The case of the missing data: Spreadsheet applications
From time to time I get asked:
What makes PROLab (our software for interlaboratory studies) so special?
People often say that they already evaluate their data with a basic spreadsheet application, like Excel. So why do we believe in PROLab so much?
One of my first points of contention for the need of specialized software, is to point out the flaws in formatting behavior of programs like Excel. Spreadsheet applications often ignore important details in your data.
What do I mean?
When we handle data we put big emphasis in using it as-is. That means our aim is to work with exact values including all decimal places and formatting. We know how important the difference between various significant figures can be.
However most spreadsheet applications disregard significant figures. If you copy the value 0.500 into Excel it will save 0.5 instead. Although this is the same numerical value, some information is lost—information that can have an impact. Significant figures show how precise measurements are respective to the method and they are an indicator of how precisely data was collected. This can make a substantial difference when assessing the uncertainty of a measured value.
You can format Excel to change the number of zeros taken into account, but only if all values are formatted the same way. If there are differences, which are inevitable when different laboratories with different methods become involved, these differences are lost. Even if you are aware of this when importing values, are all the other participating laboratories also aware?

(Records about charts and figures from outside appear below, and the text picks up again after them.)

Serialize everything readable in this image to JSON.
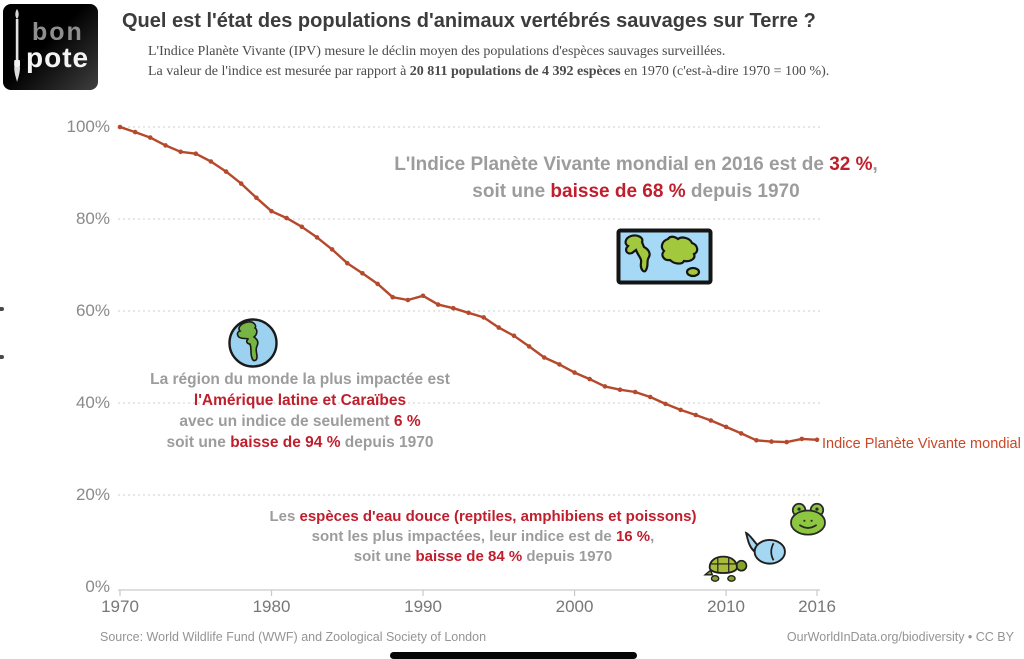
{
  "logo": {
    "word1": "bon",
    "word2": "pote"
  },
  "header": {
    "title": "Quel est l'état des populations d'animaux vertébrés sauvages sur Terre ?",
    "subtitle1": "L'Indice Planète Vivante (IPV) mesure le déclin moyen des populations d'espèces sauvages surveillées.",
    "subtitle2_prefix": "La valeur de l'indice est mesurée par rapport à ",
    "subtitle2_bold": "20 811 populations de 4 392 espèces",
    "subtitle2_suffix": " en 1970 (c'est-à-dire 1970 = 100 %)."
  },
  "annotations": {
    "headline": [
      [
        {
          "t": "L'Indice Planète Vivante mondial en 2016 est de "
        },
        {
          "t": "32 %",
          "r": true
        },
        {
          "t": ","
        }
      ],
      [
        {
          "t": "soit une "
        },
        {
          "t": "baisse de 68 %",
          "r": true
        },
        {
          "t": " depuis 1970"
        }
      ]
    ],
    "latam": [
      [
        {
          "t": "La région du monde la plus impactée est"
        }
      ],
      [
        {
          "t": "l'Amérique latine et Caraïbes",
          "r": true
        }
      ],
      [
        {
          "t": "avec un indice de seulement "
        },
        {
          "t": "6 %",
          "r": true
        }
      ],
      [
        {
          "t": "soit une "
        },
        {
          "t": "baisse de 94 %",
          "r": true
        },
        {
          "t": " depuis 1970"
        }
      ]
    ],
    "freshwater": [
      [
        {
          "t": "Les "
        },
        {
          "t": "espèces d'eau douce (reptiles, amphibiens et poissons)",
          "r": true
        }
      ],
      [
        {
          "t": "sont les plus impactées, leur indice est de "
        },
        {
          "t": "16 %",
          "r": true
        },
        {
          "t": ","
        }
      ],
      [
        {
          "t": "soit une "
        },
        {
          "t": "baisse de 84 %",
          "r": true
        },
        {
          "t": " depuis 1970"
        }
      ]
    ]
  },
  "series_label": "Indice Planète Vivante mondial",
  "footer": {
    "source": "Source: World Wildlife Fund (WWF) and Zoological Society of London",
    "attribution": "OurWorldInData.org/biodiversity • CC BY"
  },
  "icons": [
    "brush-icon",
    "world-map-icon",
    "globe-americas-icon",
    "frog-icon",
    "fish-icon",
    "turtle-icon"
  ],
  "colors": {
    "accent_red": "#bf1e2d",
    "line": "#b5492c",
    "line_label": "#ca4727",
    "annotation_gray": "#9c9c9c",
    "title": "#3c3c3c",
    "axis_label": "#8a8a8a",
    "grid": "#cfcfcf",
    "footer": "#949494",
    "map_water": "#a5d9f5",
    "map_land": "#a2c83e"
  },
  "chart_data": {
    "type": "line",
    "title": "Quel est l'état des populations d'animaux vertébrés sauvages sur Terre ?",
    "xlabel": "",
    "ylabel": "",
    "xlim": [
      1970,
      2016
    ],
    "ylim": [
      0,
      100
    ],
    "xticks": [
      1970,
      1980,
      1990,
      2000,
      2010,
      2016
    ],
    "yticks": [
      0,
      20,
      40,
      60,
      80,
      100
    ],
    "ytick_suffix": "%",
    "grid": "horizontal-dotted",
    "legend_position": "end-of-line-label",
    "series": [
      {
        "name": "Indice Planète Vivante mondial",
        "x": [
          1970,
          1971,
          1972,
          1973,
          1974,
          1975,
          1976,
          1977,
          1978,
          1979,
          1980,
          1981,
          1982,
          1983,
          1984,
          1985,
          1986,
          1987,
          1988,
          1989,
          1990,
          1991,
          1992,
          1993,
          1994,
          1995,
          1996,
          1997,
          1998,
          1999,
          2000,
          2001,
          2002,
          2003,
          2004,
          2005,
          2006,
          2007,
          2008,
          2009,
          2010,
          2011,
          2012,
          2013,
          2014,
          2015,
          2016
        ],
        "values": [
          100,
          98.9,
          97.7,
          96.0,
          94.6,
          94.2,
          92.5,
          90.3,
          87.7,
          84.6,
          81.7,
          80.2,
          78.3,
          76.0,
          73.4,
          70.4,
          68.2,
          65.9,
          63.0,
          62.4,
          63.3,
          61.4,
          60.6,
          59.6,
          58.6,
          56.4,
          54.6,
          52.3,
          49.9,
          48.4,
          46.6,
          45.2,
          43.6,
          42.9,
          42.4,
          41.3,
          39.8,
          38.5,
          37.4,
          36.2,
          34.8,
          33.4,
          31.9,
          31.6,
          31.5,
          32.2,
          32.0
        ]
      }
    ],
    "key_values": {
      "global_index_2016": "32 %",
      "global_decline_since_1970": "68 %",
      "latin_america_caribbean_index": "6 %",
      "latin_america_caribbean_decline": "94 %",
      "freshwater_index": "16 %",
      "freshwater_decline": "84 %"
    }
  }
}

Equally important is how your data is saved. Can you guarantee that your spreadsheet saves your values exactly as written and that it does not condense the values without regard for original significant figures?
Consider the European Commission’s Joint Research Centre as an example. When participating National Reference Laboratories (NRLs) join a PT, it is important that all labs submit their results as originally recorded for assessment of measurement precision.
It is for all these reasons that we offer PROLab and a data collection tool similar to an Excel import. PROLab is designed to handle data from different sources and with different significant figures, while maintaining accuracy and precision in the end result.
I agree completely. As a great believer in the use of database technology, the whole concept of importing and copy/pasting data between systems is an anathema to me. It is both time-consuming and prone to error. If you have web-based results entry then you can use validation (eg Javascript) to some extent but it is generally best to store EXACTLY what the participant entered into a TEXT field in your database; you can handle such issues as different decimal place symbols for a multi-national system or greater-than, less-than values which are perfectly acceptable for many PT schemes. You can code in rules which take the participants' results and convert them for the appropriate statistical manipulation. VBA within Excel may indeed be slow but using stored procedures and functions within the database itself along with a client-based C++ or similar application gives the PT organiser an efficient and consistent set of figures. The final report can then be generated, once again directly from data in the database, showing exactly what the participant entered (including typos etc!) against their performance.
For example? What would make you turn away from Excel?
But you can format each row, right? There are actually many better reasons why not to use EXCEL!!